La conclusion de la Cour est sans équivoque. Allunox avait l’obligation, qualifiée de claire et incontournable par le juge, de s’informer et de faire les vérifications qui s’imposaient dans les circonstances avant de déposer sa soumission. Comme c’est évidemment Allunox qui avait l’expertise nécessaire recherchée dans le domaine des rampes et garde-corps, elle se devait d’obtenir les plans et devis produits pour bien connaître les enjeux importants et les faits susceptibles d’influencer sur le contenu de sa soumission. La Cour réitère qu’il ne faut pas considérer ce que la personne « moyenne » aurait fait, mais plutôt tenter de déterminer si la personne qui a omis de se renseigner appartenait à une profession qui devait lui permettre de déceler aisément la difficulté, auquel cas il faudra conclure à une erreur inexcusable. Ainsi, l’estimateur d’expérience de Allunox ayant préparé la soumission aurait dû consulter les plans et devis finaux, et ce, même s’il avait déjà en main des plans et devis initiaux préparés une année plus tôt. À preuve, le représentant de Ramp-Art, possédant la même expertise que celui de Allunox, a quant à lui demandé d’obtenir copie des plans et devis même s’il avait lui aussi pris connaissance des plans et devis préliminaires. L’erreur de Allunox est donc inexcusable et elle est condamnée par la Cour à payer à Norexco le coût des travaux payés à Ramp-Art qui excède le prix de sa soumission initiale. 

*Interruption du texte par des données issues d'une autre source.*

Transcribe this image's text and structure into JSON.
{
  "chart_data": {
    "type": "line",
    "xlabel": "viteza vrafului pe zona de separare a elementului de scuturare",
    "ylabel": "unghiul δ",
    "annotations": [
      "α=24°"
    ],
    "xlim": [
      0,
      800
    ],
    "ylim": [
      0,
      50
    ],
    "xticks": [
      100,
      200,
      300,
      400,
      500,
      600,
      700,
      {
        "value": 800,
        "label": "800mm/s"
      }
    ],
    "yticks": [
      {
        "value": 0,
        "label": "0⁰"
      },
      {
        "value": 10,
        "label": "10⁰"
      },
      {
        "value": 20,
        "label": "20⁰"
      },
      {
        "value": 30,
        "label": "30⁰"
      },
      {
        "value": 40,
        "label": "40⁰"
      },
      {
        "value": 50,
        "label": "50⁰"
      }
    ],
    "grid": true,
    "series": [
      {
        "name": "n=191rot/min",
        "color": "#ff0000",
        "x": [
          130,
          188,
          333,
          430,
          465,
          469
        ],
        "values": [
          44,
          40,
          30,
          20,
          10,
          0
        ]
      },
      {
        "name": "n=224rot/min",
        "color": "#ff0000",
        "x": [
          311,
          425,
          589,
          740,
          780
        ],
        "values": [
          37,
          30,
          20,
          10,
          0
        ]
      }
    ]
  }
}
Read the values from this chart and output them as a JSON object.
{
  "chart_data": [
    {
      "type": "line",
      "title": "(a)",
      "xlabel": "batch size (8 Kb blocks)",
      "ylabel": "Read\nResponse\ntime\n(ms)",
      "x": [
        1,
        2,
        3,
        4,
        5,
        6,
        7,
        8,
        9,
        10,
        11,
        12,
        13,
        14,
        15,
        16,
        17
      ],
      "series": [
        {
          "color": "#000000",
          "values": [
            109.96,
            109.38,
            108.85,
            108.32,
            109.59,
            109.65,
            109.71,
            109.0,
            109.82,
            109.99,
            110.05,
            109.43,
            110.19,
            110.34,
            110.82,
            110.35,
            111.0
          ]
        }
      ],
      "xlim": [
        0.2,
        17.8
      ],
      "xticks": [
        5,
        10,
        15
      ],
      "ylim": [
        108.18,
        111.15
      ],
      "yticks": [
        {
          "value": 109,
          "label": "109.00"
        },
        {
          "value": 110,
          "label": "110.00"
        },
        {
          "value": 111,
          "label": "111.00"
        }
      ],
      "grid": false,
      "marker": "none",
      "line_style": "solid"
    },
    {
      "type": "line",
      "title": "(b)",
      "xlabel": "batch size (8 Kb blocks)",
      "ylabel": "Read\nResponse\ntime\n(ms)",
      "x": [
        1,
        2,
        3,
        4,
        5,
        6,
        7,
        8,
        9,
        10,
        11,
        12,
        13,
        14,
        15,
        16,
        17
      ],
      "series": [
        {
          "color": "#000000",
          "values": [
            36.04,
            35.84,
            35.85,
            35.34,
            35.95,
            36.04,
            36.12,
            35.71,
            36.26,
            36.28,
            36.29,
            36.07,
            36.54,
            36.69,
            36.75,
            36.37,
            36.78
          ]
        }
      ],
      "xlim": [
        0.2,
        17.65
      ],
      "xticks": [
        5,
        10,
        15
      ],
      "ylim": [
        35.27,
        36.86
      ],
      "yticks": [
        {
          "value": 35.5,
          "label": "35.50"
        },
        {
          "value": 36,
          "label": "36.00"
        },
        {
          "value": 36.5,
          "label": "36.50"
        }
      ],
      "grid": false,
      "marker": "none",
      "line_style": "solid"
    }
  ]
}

L’argument soulevé par Allunox à l’effet qu’un simple sous-traitant ne peut être tenu de s’assurer lui-même d’avoir en main les plans et devis finaux est rejeté par le tribunal, de même que celui voulant que Norexco se devait, comme entrepreneur général, de vérifier le contenu des soumissions reçues avant de les retenir et de déceler lui-même les erreurs, le cas échéant.

Or, au final, à retenir que l’obligation de renseignement impose aux sous-traitants d’effectuer des vérifications et d’obtenir toutes les informations suffisantes pour éviter de produire des soumissions à l’aveugle sans avoir l’ensemble des éléments importants.
 
Le défaut de respecter cette obligation pourra engendrer une responsabilité du sous-traitant négligeant pour les dommages causés.

1 2017 QCCS 2993.

2 Bien que cette décision soit rendue suite à un appel d’offres public, nous sommes d’avis que les principes établis et le contenu de l’obligation de renseignement s’appliquent tout autant pour toute soumission à être produite par un sous-traitant dans le cadre d’un appel d’offres privé.